What’s on your reading and blogging list today?

 


12 Comments on “Labor Day Reads”

  1. bostonboomer says:

    There’s a lot of interesting reading here, Dak. Thanks. The Guardian article on how income inequality developed is fascinating. I was surprised to read that all incomes improved under Reagan, but in the end his administration was still responsible for what happened under the two Bushes.

    The LSD study is also interesting. I’m glad some researchers are being allowed to study the drug again. It looks like it was a British study though. I don’t know how much the laws on experimenting with LSD and other psychedelic drugs have been loosened in the US.

    • dakinikat says:

      Thanks. We had a fire around the corner that took two houses, injured 3 firefighters and knocked out cable and internet for a few days so I’ve been reading what I could on my smart phone without running over my data quota.

    • NW Luna says:

      the 1980s boom, which gained traction in the middle of the decade, boosted the wages of all but the oldest group of workers. So large, steady income gains characterised the average household …

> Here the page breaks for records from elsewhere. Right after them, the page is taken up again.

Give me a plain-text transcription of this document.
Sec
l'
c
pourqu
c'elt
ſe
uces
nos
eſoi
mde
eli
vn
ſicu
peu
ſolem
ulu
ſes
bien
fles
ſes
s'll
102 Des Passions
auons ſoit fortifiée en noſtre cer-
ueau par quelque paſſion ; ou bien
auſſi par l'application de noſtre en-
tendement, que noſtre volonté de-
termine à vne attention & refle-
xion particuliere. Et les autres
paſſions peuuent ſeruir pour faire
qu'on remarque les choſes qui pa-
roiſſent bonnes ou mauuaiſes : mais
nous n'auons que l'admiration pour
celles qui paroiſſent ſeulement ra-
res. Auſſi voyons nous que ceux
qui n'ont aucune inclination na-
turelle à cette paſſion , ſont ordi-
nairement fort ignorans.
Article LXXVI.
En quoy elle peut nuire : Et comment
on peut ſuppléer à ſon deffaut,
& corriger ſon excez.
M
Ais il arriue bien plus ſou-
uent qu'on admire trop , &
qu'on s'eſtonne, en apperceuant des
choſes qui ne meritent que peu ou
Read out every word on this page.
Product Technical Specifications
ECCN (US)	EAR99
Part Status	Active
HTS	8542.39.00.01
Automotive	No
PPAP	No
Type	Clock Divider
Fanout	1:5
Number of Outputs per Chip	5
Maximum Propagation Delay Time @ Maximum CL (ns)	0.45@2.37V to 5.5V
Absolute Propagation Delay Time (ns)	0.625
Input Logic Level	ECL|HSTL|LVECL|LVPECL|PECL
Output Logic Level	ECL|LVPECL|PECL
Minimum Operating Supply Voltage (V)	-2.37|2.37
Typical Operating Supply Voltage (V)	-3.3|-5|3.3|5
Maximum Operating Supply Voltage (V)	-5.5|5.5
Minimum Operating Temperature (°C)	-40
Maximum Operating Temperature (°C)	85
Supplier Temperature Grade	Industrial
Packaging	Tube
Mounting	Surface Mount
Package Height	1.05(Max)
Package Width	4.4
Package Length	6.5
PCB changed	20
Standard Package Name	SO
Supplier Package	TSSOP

      …unless you were in the oldest cohort and about ready to retire, in which case I guess you didn’t count to that Guardian author. And that “80s boom” is defined as starting in the mid-80s and ending between 89-93, so really that’s about 4-6 yrs of “large, steady income gains”. IMO that isn’t enough to substantiate that Shapiro’s findings “contradict” the income inequality endured by most Americans since the 1970s.

  2. bostonboomer says:

    I posted this on the Sunday thread this morning, but I’m going to put it here too; because I found it very helpful.

    A very smart post on polls and the media by Nate Silver.

    Keep Calm And Ignore The 2016 ‘Game Changers’

    • NW Luna says:

      That was a good article, BB. I liked this sum-up:

      there aren’t a lot of clicks to be had from the headline “17 Candidates Still Running; Nothing Else Much Changed Today.”

  3. roofingbird says:

    Agreed, a lot of good stuff here. It’s been too hot to comment. I tried commenting anyway, on Tulare, but the computer ate my words. If I can figure out what I said, maybe I’ll try later.

  4. NW Luna says:

    For many contract-technology workers, Labor Day is just another workday.

    Monday’s holiday is a paid day off for full-time employees of Microsoft, Amazon.com and other major technology companies.

    But in the case of thousands of hourly contract workers, including the Seattle area’s newest union of technology workers, the choice is to take an unpaid day off or come into the office. “Many people will chose to do that,” said Philippe Boucher, one of the leaders of the Temporary Workers of America. “They cannot afford to lose one payday.”

  5. NW Luna says:

    Unionizing for a fair wage:

    About 300 women in a pocket of inner London have just won a big victory in one of the most important battles of our time. They are Camden’s school catering workers or, as I used to call them in my days of ballpoint-pen-smeared shirts, dinner ladies. After months of protest they are finally earning the London living wage. That means a pay rise of £2.55 per hour, which, for the majority of the part-time staff, equals around £1,500 extra each school year. For a good number of them, that’s the difference between their families eating properly or going hungry.

    Of course, this would probably be a lot harder to do in the U.S.

  6. GAgal says:

    dakinikat, just saw your post is linked on memorandum via The Atlantic article. Thanks for all the interesting reads.

  7. TheRealKim says:

    So I just saw where the Kentucky clerk, Kim Davis, is being released. The rethuglicans are flocking to Kentucky. Huckabee and Cruz are headed there today. Sad thing is I read somewhere that she is a registered democrat.